投資実績を持つ実務者が投資判断チームを組織

 KIIは、組織面では慶応大の研究連携推進本部と強い連携を持っている。この結果、KIIの取締役会長には慶応大理工学部教授の菱田公一研究連携推進本部長が就任した。そして、KIIは研究連携推進本部が入居している慶応大南別館(東京都港区)の同じ階に入居している。これによって、慶応大の研究連携推進本部を通して、研究開発成果に基づく、“発明開示”や技術シーズ、事業化の可能性などのさまざまな情報を受け取る仕組みになっている。同時に、野村ホールディングスからも慶応大発ベンチャー企業の発掘案件や株式上場した際の市場性評価などを受け取る仕組みである。

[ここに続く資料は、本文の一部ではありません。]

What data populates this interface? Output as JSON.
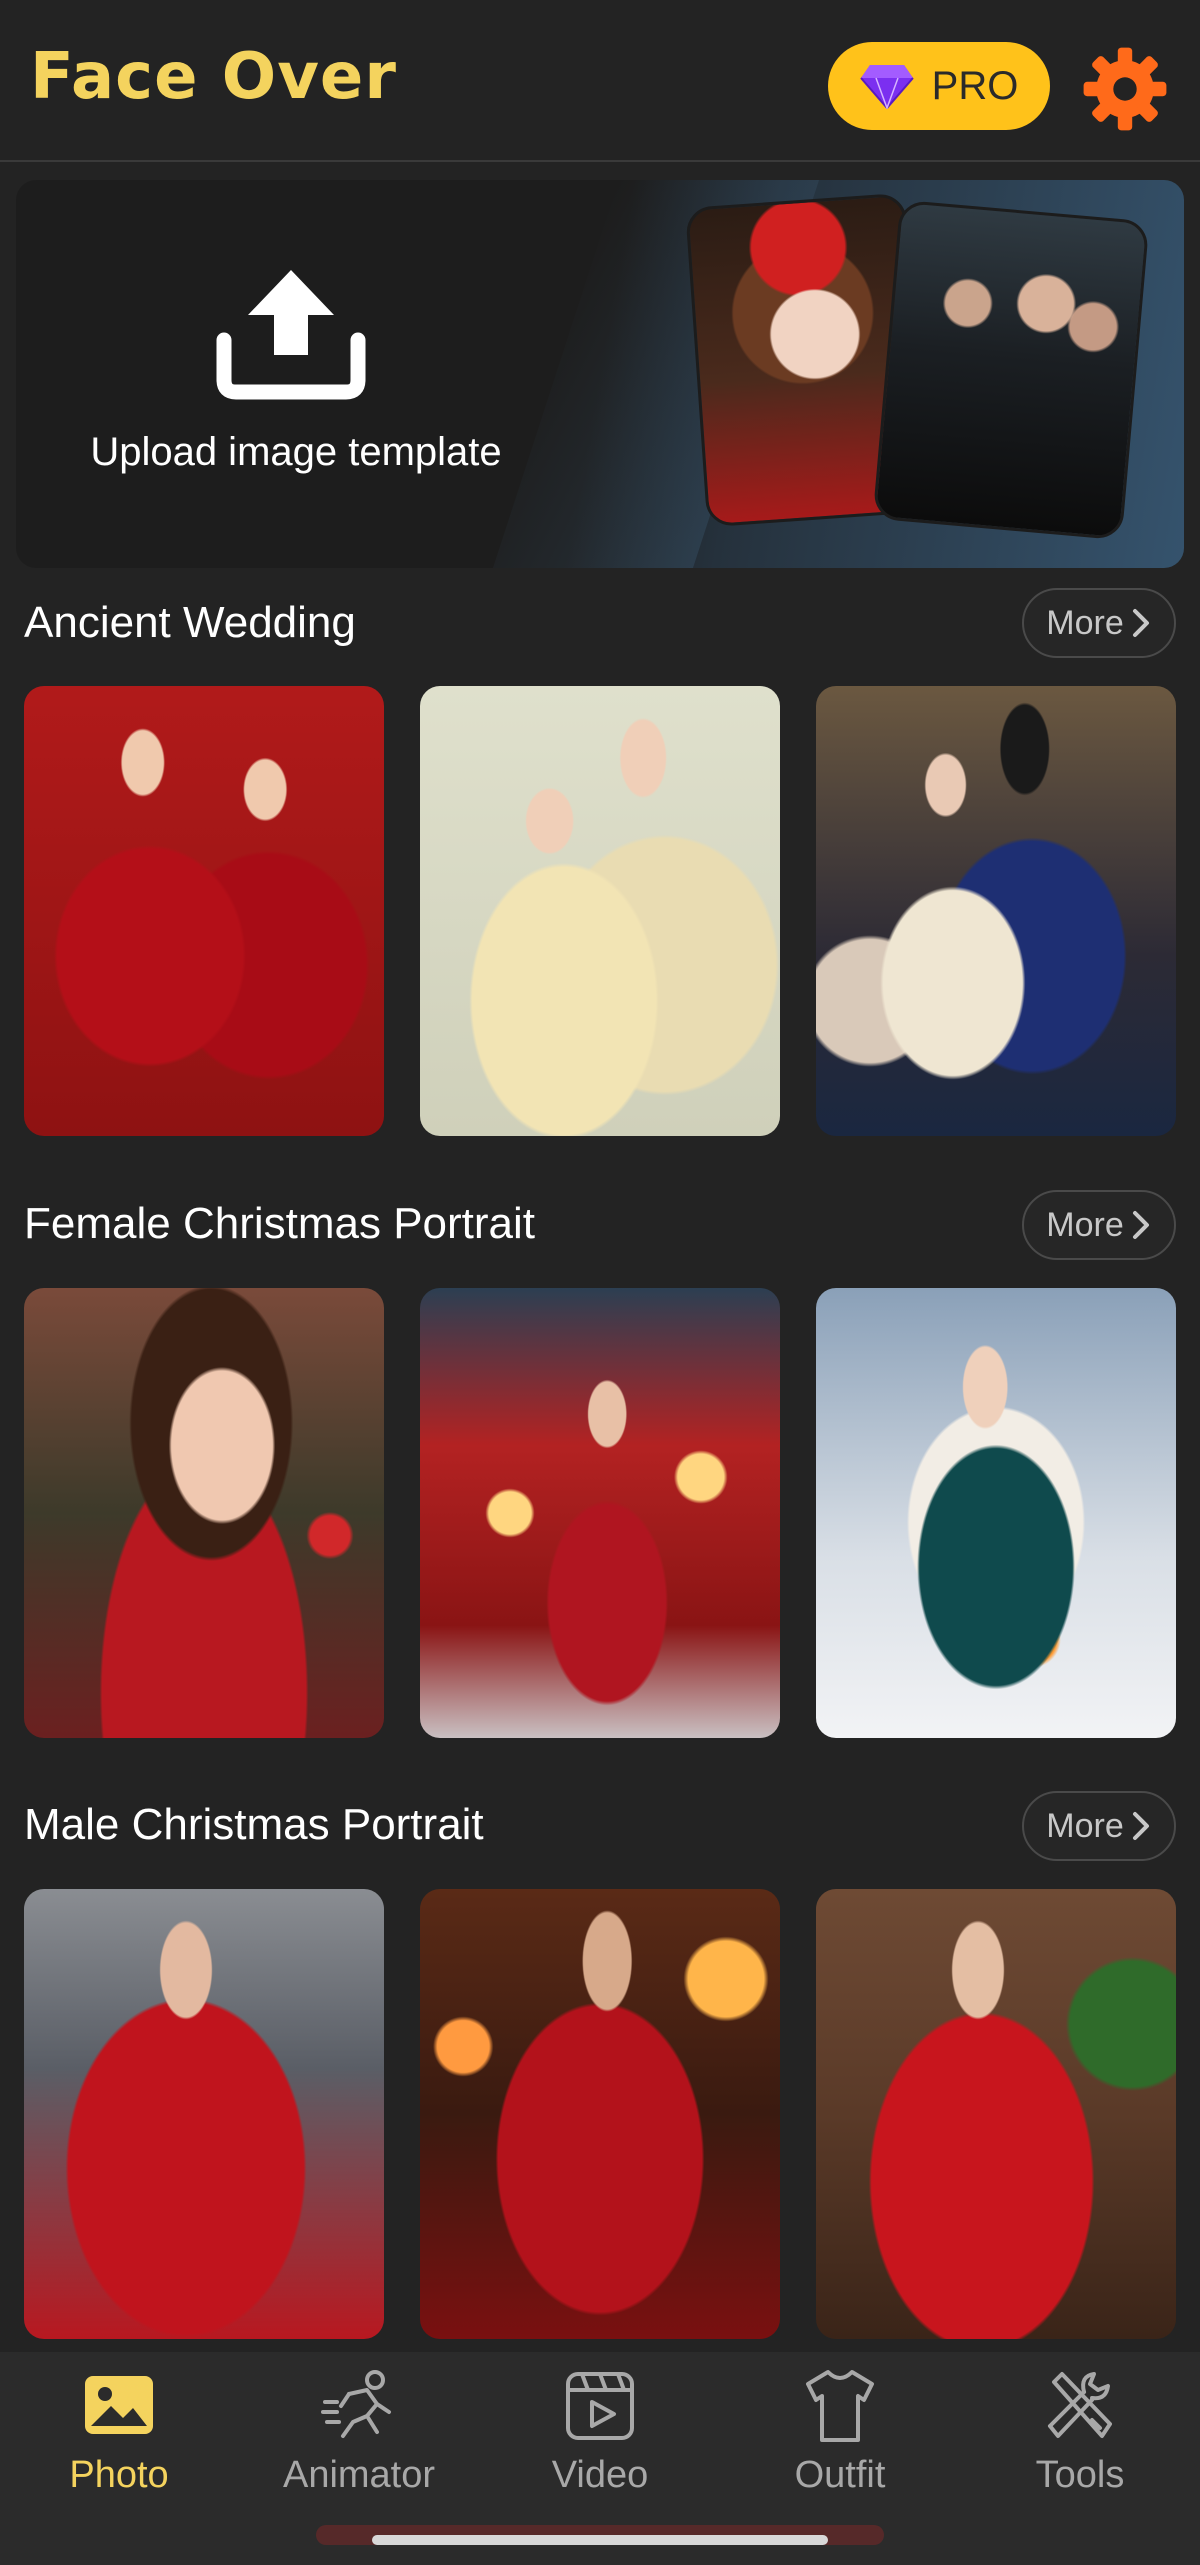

 また「KIIの強みは、起業家・経営者として実績を持つ実務者がキャピタリストとして投資判断を下す点にある」と、山岸社長はいう。山岸氏は、2004年に創業したIT企業のグリーの共同創業者の一人であり、2015年まで取締役副社長として事業部門を統括してきた。この山岸氏に加え、野村証券などで投資業務をしてきた首藤秀司執行役員、ジャフコなどで投資業務をしてきた木下秀一執行役員、住友商事系の住商ファーマインターナショナル(東京都中央区)で投資事業などを担当してきた本郷有克執行委員の4人による投資判断チームが投資ファンドを運営する。

 KIIは、投資候補となる慶応大発ベンチャー企業の創業時を担う経営人材の見極めや事業計画精査などのハンズオンを十分に行う。そのベンチャー企業の事業のPOC(プロトタイプ)づくりや事業戦略などを十分に精査・支援し、「シリーズA、B」と呼ばれるシード、アーリー期の資金調達となる投資をリードするために、的確な助言を行う。さらに、「シリーズC」以降のミドル、レーターなどの事業拡大に必要な追加投資を行う。このハンズオン支援では、資本政策の策定や社外取締役の派遣、知的財産戦略の策定などと多彩な支援を実施する。当然、その慶応大発ベンチャー企業が目指す事業の顧客なども紹介する支援も必要に応じて行う。

SFCフォーラムは年内に投資ファンドを設立

SFCフォーラム事務局長の広川克也氏
SFCフォーラム事務局長の広川克也氏

 一方、新たにベンチャーキャピタルの設立をもくろんでいるのが、一般財団法人SFCフォーラム(神奈川県藤沢市)だ。慶応大湘南藤沢キャンパス(SFC)の支援機関であるSFCフォーラムは、2016年内に慶応大発ベンチャー企業を支援・育成する投資ファンド(投資事業有限責任組合)を設立する準備を進めている。AIやIoTなどを含むICTの分野を中心に事業化を図る慶応大発ベンチャー企業などの“創業期”を支援する方針だ。

 同投資ファンドは、湘南藤沢キャンパスにある慶応大の3学部(総合政策、環境情報、看護医療)・同大学院の2研究科(政策・メディア、健康マネジメント)の研究成果を基にして事業化を図る慶応大発ベンチャー企業を育成・支援する投資を行う。あるいは湘南藤沢キャンパスの卒業生が経営陣となるベンチャー企業を支援する。このため、「実際にはICTを中核に、湘南藤沢キャンパスの研究成果に関連する政策立案、看護・医療、人文社会学などを融合した独創的な事業計画を持つベンチャー企業を支援する」と、SFCフォーラムの広川克也事務局長は説明する。